Mining memories for the future
If you’ve been in this industry for more than a couple of years, you’ve no doubt seen some trends come and go among your tools. If you’ve seen more than a couple of job titles over the years, you’ve seen the same in process, team organization, strategies, and all that. And if you’ve primarily worked with Javascript and the frontend, you’ve seen this whole cycle on technologies and frameworks play out over the length of a couple of podcasts (and, also, my condolences).

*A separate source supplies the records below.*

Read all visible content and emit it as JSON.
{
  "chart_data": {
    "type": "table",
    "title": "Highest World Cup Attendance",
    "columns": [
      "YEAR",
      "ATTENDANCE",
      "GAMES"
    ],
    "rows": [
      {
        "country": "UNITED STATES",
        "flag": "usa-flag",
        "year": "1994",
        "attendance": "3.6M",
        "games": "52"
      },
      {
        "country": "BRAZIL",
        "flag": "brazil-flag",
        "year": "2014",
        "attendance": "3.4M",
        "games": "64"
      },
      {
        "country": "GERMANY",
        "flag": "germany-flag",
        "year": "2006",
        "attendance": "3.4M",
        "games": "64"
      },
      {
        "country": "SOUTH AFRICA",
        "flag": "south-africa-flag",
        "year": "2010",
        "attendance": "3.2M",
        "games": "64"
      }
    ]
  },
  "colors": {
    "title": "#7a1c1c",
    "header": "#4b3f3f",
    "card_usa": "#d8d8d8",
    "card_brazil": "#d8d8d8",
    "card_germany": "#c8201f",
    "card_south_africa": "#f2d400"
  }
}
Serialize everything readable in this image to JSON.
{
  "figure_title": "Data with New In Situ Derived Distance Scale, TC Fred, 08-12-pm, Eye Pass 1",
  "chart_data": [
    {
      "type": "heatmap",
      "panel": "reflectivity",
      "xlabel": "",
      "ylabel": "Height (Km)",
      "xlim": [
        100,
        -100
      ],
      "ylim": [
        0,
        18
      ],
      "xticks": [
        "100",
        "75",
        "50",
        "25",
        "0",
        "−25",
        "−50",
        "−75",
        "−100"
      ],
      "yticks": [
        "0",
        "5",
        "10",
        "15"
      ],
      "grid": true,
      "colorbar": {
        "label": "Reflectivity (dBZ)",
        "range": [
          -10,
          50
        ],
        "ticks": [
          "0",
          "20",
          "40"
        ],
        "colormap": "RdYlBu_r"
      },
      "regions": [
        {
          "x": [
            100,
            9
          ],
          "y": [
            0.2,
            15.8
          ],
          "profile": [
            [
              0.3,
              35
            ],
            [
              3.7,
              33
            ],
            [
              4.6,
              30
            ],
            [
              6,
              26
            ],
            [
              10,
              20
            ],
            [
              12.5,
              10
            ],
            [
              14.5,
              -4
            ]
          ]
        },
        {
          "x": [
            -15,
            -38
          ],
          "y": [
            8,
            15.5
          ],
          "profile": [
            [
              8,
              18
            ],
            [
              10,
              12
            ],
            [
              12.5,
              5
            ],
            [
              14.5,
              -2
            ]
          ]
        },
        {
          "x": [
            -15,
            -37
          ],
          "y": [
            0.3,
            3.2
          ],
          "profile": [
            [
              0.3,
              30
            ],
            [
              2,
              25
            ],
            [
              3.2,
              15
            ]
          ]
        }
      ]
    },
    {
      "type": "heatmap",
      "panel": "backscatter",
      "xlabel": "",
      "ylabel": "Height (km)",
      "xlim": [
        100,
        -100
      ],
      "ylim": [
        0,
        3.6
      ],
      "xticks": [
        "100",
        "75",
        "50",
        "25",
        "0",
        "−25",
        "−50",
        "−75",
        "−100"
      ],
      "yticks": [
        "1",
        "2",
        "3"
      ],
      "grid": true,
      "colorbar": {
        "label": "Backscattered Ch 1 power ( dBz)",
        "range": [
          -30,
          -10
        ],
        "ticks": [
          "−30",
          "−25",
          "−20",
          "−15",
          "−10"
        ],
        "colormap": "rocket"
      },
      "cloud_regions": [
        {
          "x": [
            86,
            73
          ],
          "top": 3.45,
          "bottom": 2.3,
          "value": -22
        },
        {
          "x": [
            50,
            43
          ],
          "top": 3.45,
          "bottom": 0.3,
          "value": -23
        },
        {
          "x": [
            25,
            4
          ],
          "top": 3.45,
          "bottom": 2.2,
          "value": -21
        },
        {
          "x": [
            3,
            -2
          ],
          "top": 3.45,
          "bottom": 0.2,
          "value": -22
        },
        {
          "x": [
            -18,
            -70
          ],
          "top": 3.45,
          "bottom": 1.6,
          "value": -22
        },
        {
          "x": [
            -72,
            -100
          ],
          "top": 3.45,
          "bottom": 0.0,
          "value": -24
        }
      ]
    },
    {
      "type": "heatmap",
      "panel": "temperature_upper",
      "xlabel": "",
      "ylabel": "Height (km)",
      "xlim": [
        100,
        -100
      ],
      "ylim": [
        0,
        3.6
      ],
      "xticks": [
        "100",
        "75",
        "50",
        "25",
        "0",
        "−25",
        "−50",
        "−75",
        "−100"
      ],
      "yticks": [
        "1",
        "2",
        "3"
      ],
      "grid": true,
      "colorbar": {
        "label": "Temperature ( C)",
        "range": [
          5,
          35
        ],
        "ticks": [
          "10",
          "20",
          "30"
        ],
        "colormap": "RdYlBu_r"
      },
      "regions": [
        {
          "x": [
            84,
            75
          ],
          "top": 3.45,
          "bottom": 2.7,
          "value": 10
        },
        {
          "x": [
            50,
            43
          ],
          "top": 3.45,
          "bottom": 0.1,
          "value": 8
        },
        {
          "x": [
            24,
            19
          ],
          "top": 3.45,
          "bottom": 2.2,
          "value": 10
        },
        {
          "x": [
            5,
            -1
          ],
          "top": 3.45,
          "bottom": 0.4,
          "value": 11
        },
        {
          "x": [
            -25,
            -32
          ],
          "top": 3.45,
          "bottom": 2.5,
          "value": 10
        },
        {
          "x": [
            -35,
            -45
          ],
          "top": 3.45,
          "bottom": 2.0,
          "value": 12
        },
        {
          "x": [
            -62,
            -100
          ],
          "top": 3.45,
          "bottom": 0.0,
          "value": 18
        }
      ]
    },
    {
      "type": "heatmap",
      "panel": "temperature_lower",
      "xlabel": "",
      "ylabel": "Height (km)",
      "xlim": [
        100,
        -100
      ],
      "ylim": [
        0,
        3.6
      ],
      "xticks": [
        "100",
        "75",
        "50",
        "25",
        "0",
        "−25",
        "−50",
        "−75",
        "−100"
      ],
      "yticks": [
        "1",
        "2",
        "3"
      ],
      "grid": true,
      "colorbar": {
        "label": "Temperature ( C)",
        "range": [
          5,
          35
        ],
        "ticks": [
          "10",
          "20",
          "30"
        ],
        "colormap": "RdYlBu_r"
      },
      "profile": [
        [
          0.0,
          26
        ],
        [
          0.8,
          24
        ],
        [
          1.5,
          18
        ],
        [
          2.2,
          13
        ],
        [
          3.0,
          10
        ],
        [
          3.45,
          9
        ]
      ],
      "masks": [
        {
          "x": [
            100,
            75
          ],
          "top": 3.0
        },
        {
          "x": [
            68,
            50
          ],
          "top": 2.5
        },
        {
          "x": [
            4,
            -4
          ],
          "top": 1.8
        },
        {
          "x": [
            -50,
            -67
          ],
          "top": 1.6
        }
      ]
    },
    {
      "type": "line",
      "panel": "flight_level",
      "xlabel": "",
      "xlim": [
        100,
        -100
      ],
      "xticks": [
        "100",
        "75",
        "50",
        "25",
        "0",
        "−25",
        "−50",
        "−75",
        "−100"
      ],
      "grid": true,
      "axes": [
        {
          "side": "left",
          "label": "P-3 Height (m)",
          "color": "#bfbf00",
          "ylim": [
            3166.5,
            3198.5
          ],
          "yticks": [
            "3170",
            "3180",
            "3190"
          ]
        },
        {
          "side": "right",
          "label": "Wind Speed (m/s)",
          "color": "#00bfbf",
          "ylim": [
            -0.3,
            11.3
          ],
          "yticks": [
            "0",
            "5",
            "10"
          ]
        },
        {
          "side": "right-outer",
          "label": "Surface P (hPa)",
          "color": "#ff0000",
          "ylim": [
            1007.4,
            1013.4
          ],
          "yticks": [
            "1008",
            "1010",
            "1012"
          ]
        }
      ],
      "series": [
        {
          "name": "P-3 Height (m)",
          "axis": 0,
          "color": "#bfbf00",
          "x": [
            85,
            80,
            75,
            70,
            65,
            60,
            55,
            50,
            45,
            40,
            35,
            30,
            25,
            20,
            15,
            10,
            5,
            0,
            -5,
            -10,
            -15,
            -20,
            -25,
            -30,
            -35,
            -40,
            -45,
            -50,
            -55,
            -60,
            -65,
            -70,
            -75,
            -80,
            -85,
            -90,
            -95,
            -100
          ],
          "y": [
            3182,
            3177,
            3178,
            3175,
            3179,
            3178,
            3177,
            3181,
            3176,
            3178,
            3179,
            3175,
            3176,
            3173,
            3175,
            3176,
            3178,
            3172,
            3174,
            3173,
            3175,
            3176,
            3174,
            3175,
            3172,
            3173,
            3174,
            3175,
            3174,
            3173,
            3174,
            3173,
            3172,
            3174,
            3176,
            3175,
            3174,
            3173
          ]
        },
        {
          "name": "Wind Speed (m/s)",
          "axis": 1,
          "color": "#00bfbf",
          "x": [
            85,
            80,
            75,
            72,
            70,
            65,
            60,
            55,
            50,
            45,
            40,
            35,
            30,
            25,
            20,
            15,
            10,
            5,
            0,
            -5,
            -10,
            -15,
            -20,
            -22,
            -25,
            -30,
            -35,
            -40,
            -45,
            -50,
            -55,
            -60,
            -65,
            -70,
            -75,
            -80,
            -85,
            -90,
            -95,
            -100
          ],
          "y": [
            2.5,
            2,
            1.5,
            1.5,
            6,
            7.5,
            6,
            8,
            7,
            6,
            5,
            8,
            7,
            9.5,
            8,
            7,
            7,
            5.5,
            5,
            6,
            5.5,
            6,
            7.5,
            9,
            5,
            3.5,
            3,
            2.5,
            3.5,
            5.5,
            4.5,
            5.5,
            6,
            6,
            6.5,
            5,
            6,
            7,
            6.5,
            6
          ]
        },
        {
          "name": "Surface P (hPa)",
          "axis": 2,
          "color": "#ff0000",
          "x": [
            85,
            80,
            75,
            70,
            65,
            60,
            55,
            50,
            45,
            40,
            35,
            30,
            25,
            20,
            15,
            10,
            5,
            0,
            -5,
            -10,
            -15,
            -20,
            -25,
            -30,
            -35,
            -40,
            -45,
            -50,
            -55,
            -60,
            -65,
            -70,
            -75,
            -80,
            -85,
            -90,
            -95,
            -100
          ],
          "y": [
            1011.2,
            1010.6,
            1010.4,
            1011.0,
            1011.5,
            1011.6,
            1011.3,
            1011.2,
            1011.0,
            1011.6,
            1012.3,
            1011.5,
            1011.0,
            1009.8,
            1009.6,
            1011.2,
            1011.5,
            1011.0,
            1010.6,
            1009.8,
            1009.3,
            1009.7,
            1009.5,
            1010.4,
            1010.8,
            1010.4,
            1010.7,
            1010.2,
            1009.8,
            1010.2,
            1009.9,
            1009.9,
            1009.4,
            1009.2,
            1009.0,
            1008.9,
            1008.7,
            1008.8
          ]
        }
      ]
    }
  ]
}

Tools and techniques become passé and fall into disuse, then obscurity. Oftentimes this is for the best of reasons: we’ve discovered a better way to do things, or found that a conceptual pathway was a dead end. Sometimes, though, this fashion cycle masks the usefulness of both tools and ways of thought–or even ways of being.
Tools
Guard is a test (and other command/event) auto-runner for Ruby. It watches your configured project and, when a file is changed, it runs only the related tests. If you were learning to use Rails 10-15 years ago, you probably learned about it in your first project. Now, you’ll be hard pressed to find it deployed anywhere. It still works just fine, and when I introduce folks to it, they typically love it.
It just fell out of fashion when we started containerizing everything. Now it’s forgotten.
Techniques
I mean, I still think Test-Driven Development is great–but in a much more nuanced sense than “you must test exactly every function every time before you implement it”. By and large, TDD, too, has fallen out of vogue–in part due to oversimplification of its upsides, in part because the more popular ecosystems don’t have as wonderful tooling around them as some older ecosystems once did. This isn’t the place to sell you, dear reader, on a new worldview around TDD, but know that it can be a competitive advantage when other folks don’t think even to try it.
Product Concepts
Adium hails from the Instant Messaging era: a single application that could pull together the diaspora of various accounts from AOL, Microsoft, ICQ, Jabber, and more. All that has fallen by the wayside–but here we are again, spread across Slack, Mattermost, Microsoft Teams, Skype, Signal, Telegram, and so many more. And so along comes Beeper, which does the same thing as Adium did, but for the current suite of messaging ecosystems. They’re young and already being acquired by Automattic.
Process and Ritual
If all you’ve ever seen of Agile is the way most enterprises have rolled out their SCRUM-ish processes, the Agile Manifesto is downright revolutionary.
And as always, Venkat’s there to comment as well:
Do forgotten historical cheap tricks regain their vigor and leverage after a period of abandonment? Is it possible to systematically improve your sense of history, by approaching the subject in specific ways?
Venkatesh Rao, Tempo
You
Over the years, you’ve tried on many ways of being. What pathways have you integrated? Which ones have you left by the wayside? And, of the latter, are there some that you might yet pull in to your life as it now stands, giving you a unique perspective among your colleagues and peers?
The new and the fresh is exciting, and often for the best. But as you mature and get more experience, being able to mine your past for fully fleshed-out but forgotten concepts can turn into a superpower. Ignore it at your peril.